Les retours d'information concernant le harcèlement sexuel ont particulièrement
fait sensation. Pas moins de 150 personnes ont indiqué dans le questionnaire
avoir été victimes d'incidents physiques non désirés.
Dans 102 cas, il s'agissait de gestes, dans 42 cas d'attouchements et dans 4
cas même de viols. Les femmes ont fait nettement plus de déclarations
de ce type que les hommes.
La RTS mentionne l'enquête en bonne place dans son reportage sur Keller
et suggère au moins qu'il existe un lien entre les deux affaires. Mais
est-ce vraiment le cas, d'autant plus que l'enquête sur des allégations
présentées de manière anonyme prend généralement
des mois, voire des années ? Dans sa réponse sommaire, le service
de presse de l'université de Lausanne n'aborde pas la question.
Intervention d'avocats
externes
Mais elle affirme de manière générale que depuis l'entrée
en fonction de la nouvelle direction en été 2021, quatre enquêtes
ont été ouvertes (deux pour harcèlement psychologique,
deux pour harcèlement sexuel). Elle ajoute que le nombre de signalements
d'éventuels dysfonctionnements a légèrement augmenté
depuis la fin de l'année dernière, c'est-à-dire depuis
la publication du rapport. Cependant, tous les cas suspects ne donnent pas lieu
à une enquête, loin s'en faut. Si nécessaire, des avocats
externes spécialisés dans ce genre de situations sont engagés.

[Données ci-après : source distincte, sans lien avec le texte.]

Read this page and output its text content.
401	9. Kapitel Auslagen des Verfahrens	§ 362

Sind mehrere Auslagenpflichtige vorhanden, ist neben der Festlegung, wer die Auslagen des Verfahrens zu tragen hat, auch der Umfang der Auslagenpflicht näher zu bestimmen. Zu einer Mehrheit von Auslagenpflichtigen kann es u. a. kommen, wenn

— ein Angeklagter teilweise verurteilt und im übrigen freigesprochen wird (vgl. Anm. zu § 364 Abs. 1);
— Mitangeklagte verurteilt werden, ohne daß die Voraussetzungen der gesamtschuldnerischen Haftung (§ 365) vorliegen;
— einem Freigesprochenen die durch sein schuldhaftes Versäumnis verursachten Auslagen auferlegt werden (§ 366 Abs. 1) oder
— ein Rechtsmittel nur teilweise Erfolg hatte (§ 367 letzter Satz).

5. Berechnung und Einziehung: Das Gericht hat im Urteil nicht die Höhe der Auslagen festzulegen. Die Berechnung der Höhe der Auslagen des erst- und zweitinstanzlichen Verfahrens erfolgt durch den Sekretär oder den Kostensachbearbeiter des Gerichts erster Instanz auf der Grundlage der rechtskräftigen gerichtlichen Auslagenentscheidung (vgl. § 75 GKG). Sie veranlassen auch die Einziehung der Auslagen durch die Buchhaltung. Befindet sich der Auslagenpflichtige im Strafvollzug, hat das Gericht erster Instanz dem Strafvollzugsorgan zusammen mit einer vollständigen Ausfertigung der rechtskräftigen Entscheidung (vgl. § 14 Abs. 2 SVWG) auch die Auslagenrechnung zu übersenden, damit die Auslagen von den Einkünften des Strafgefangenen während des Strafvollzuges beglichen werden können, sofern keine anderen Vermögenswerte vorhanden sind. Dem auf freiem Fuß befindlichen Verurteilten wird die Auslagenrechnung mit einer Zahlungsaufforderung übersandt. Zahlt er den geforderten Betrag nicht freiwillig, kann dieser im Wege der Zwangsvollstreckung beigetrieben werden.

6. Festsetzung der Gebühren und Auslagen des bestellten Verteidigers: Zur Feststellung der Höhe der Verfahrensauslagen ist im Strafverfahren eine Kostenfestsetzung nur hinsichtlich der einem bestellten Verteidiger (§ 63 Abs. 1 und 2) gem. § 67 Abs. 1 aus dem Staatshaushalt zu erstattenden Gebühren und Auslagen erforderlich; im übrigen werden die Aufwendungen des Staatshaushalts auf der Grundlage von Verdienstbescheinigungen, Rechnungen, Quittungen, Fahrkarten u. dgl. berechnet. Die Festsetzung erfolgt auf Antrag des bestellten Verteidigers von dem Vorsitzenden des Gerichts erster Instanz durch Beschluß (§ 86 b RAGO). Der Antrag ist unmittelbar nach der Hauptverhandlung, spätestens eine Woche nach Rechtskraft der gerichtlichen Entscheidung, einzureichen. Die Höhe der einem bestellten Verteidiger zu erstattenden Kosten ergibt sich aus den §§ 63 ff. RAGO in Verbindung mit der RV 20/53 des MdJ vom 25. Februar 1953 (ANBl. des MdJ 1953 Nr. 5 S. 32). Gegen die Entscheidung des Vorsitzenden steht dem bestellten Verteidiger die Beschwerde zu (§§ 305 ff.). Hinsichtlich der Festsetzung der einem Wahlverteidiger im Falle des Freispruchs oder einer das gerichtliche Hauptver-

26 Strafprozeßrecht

Des recherches montrent qu'il s'agit - du moins pour les accusations qui pourraient
concerner le professeur Keller - du Collectif de Défense, un collectif
d'avocats genevois. Celui-ci était déjà impliqué
dans les enquêtes menées à la suite des accusations portées
contre l'ex-présentateur de la RTS Darius Rochebin.
Les clarifications prendront des mois. Indépendamment de leurs résultats,
il faut s'attendre à ce que l'affaire Keller ait des conséquences
juridiques. Quoi qu'il en soit, il ne peut y avoir que des perdants.